Pero ahora que Trump, que se ha envalentonado, ha formado un gabinete de halcones de la seguridad nacional y nacionalistas económicos, parece que nos encaminamos a algo mucho más que eso. Varios de los miembros de su administración que ha elegido han abogado por desvincular las economías estadounidense y china e imponer duras restricciones tecnológicas, y eso no mejoraría las situaciones que preocupan a la gente respecto de China, sino que las empeoraría muchísimo.
***
La primera víctima de cualquier guerra comercial es la economía. Muchos estadounidenses tienen la impresión de que sólo Pekín se beneficia del comercio entre Estados Unidos y China. Pero un aumento de un punto porcentual en las importaciones de China provocó una caída del 1,9% en los precios al consumidor en Estados Unidos, lo que le permitió a un hogar estadounidense representativo ahorrar aproximadamente 1.500 dólares al año, según una estimación del profesor de la London School of Economics Xavier Jaravel y el economista de la Junta de Gobernadores de la Reserva Federal Erick Sager.
El efecto fue mayor en las categorías de productos más populares entre los consumidores de bajos ingresos, como la ropa y los productos electrónicos de consumo.
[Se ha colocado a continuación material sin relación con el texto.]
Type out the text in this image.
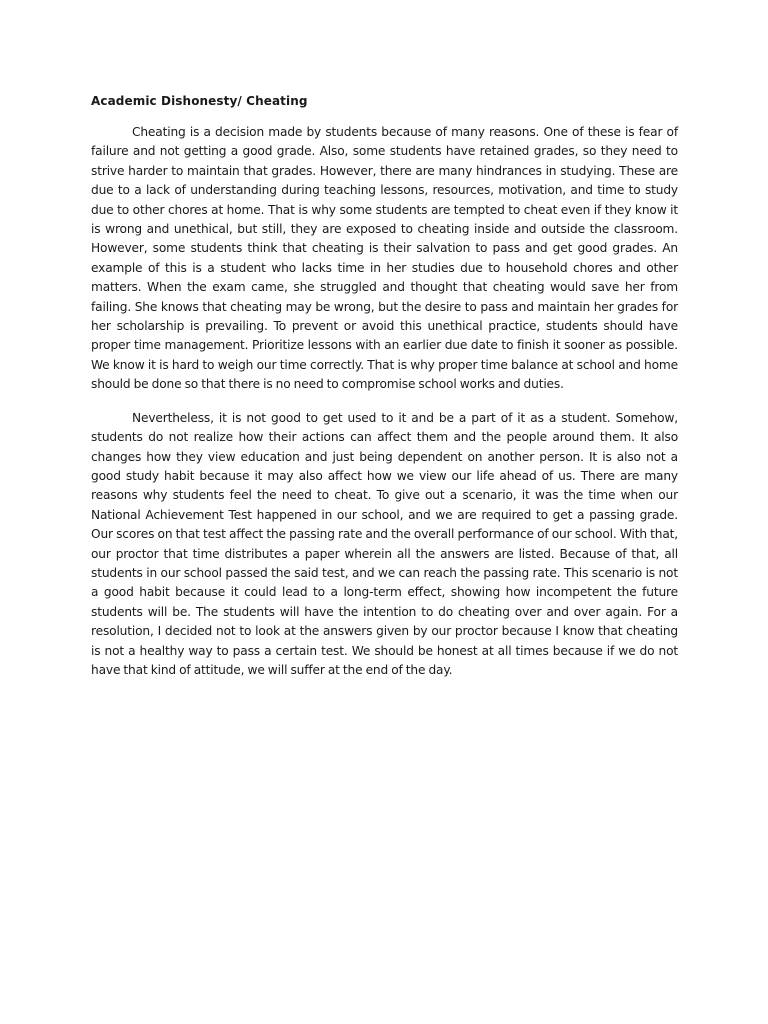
Academic Dishonesty/ Cheating

Cheating is a decision made by students because of many reasons. One of these is fear of failure and not getting a good grade. Also, some students have retained grades, so they need to strive harder to maintain that grades. However, there are many hindrances in studying. These are due to a lack of understanding during teaching lessons, resources, motivation, and time to study due to other chores at home. That is why some students are tempted to cheat even if they know it is wrong and unethical, but still, they are exposed to cheating inside and outside the classroom. However, some students think that cheating is their salvation to pass and get good grades. An example of this is a student who lacks time in her studies due to household chores and other matters. When the exam came, she struggled and thought that cheating would save her from failing. She knows that cheating may be wrong, but the desire to pass and maintain her grades for her scholarship is prevailing. To prevent or avoid this unethical practice, students should have proper time management. Prioritize lessons with an earlier due date to finish it sooner as possible. We know it is hard to weigh our time correctly. That is why proper time balance at school and home should be done so that there is no need to compromise school works and duties.

Nevertheless, it is not good to get used to it and be a part of it as a student. Somehow, students do not realize how their actions can affect them and the people around them. It also changes how they view education and just being dependent on another person. It is also not a good study habit because it may also affect how we view our life ahead of us. There are many reasons why students feel the need to cheat. To give out a scenario, it was the time when our National Achievement Test happened in our school, and we are required to get a passing grade. Our scores on that test affect the passing rate and the overall performance of our school. With that, our proctor that time distributes a paper wherein all the answers are listed. Because of that, all students in our school passed the said test, and we can reach the passing rate. This scenario is not a good habit because it could lead to a long-term effect, showing how incompetent the future students will be. The students will have the intention to do cheating over and over again. For a resolution, I decided not to look at the answers given by our proctor because I know that cheating is not a healthy way to pass a certain test. We should be honest at all times because if we do not have that kind of attitude, we will suffer at the end of the day.
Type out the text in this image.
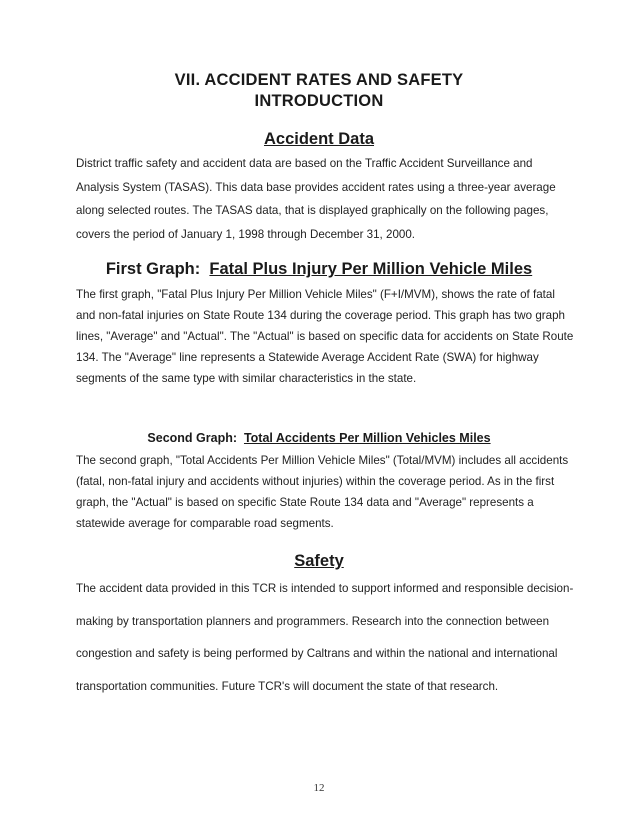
VII. ACCIDENT RATES AND SAFETY
INTRODUCTION
Accident Data
District traffic safety and accident data are based on the Traffic Accident Surveillance and Analysis System (TASAS). This data base provides accident rates using a three-year average along selected routes. The TASAS data, that is displayed graphically on the following pages, covers the period of January 1, 1998 through December 31, 2000.
First Graph: Fatal Plus Injury Per Million Vehicle Miles
The first graph, "Fatal Plus Injury Per Million Vehicle Miles" (F+I/MVM), shows the rate of fatal and non-fatal injuries on State Route 134 during the coverage period. This graph has two graph lines, "Average" and "Actual". The "Actual" is based on specific data for accidents on State Route 134. The "Average" line represents a Statewide Average Accident Rate (SWA) for highway segments of the same type with similar characteristics in the state.
Second Graph: Total Accidents Per Million Vehicles Miles
The second graph, "Total Accidents Per Million Vehicle Miles" (Total/MVM) includes all accidents (fatal, non-fatal injury and accidents without injuries) within the coverage period. As in the first graph, the "Actual" is based on specific State Route 134 data and "Average" represents a statewide average for comparable road segments.
Safety
The accident data provided in this TCR is intended to support informed and responsible decision-making by transportation planners and programmers. Research into the connection between congestion and safety is being performed by Caltrans and within the national and international transportation communities. Future TCR's will document the state of that research.
12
Después de ganar una elección en gran medida debido al descontento por la inflación, Trump parece dispuesto a iniciar su segundo gobierno con aranceles que elevarían los precios al consumidor.
Y los precios no son sólo una cuestión de precios . Cuando los consumidores tienen más poder adquisitivo, lo utilizan para comprar bienes y servicios en otros sectores más productivos. Unos aranceles más altos provocarían la pérdida de empleos y los insumos se volverían más caros para los productores estadounidenses.
Algunas investigaciones sugieren que la competencia del comercio internacional puede generar mejores salarios en los nuevos puestos de trabajo para los trabajadores estadounidenses. Un artículo de 2017 del economista Ildikó Magyari estima que las empresas estadounidenses más expuestas a las importaciones chinas expandieron el empleo un 2% más por año que otras empresas. Algunos de estos empleos eran del sector manufacturero (con salarios más altos, porque se encuentran en las etapas de producción donde los trabajadores agregan más valor) y otros eran empleos de servicios complementarios, en áreas como ingeniería, diseño, investigación y desarrollo y marketing.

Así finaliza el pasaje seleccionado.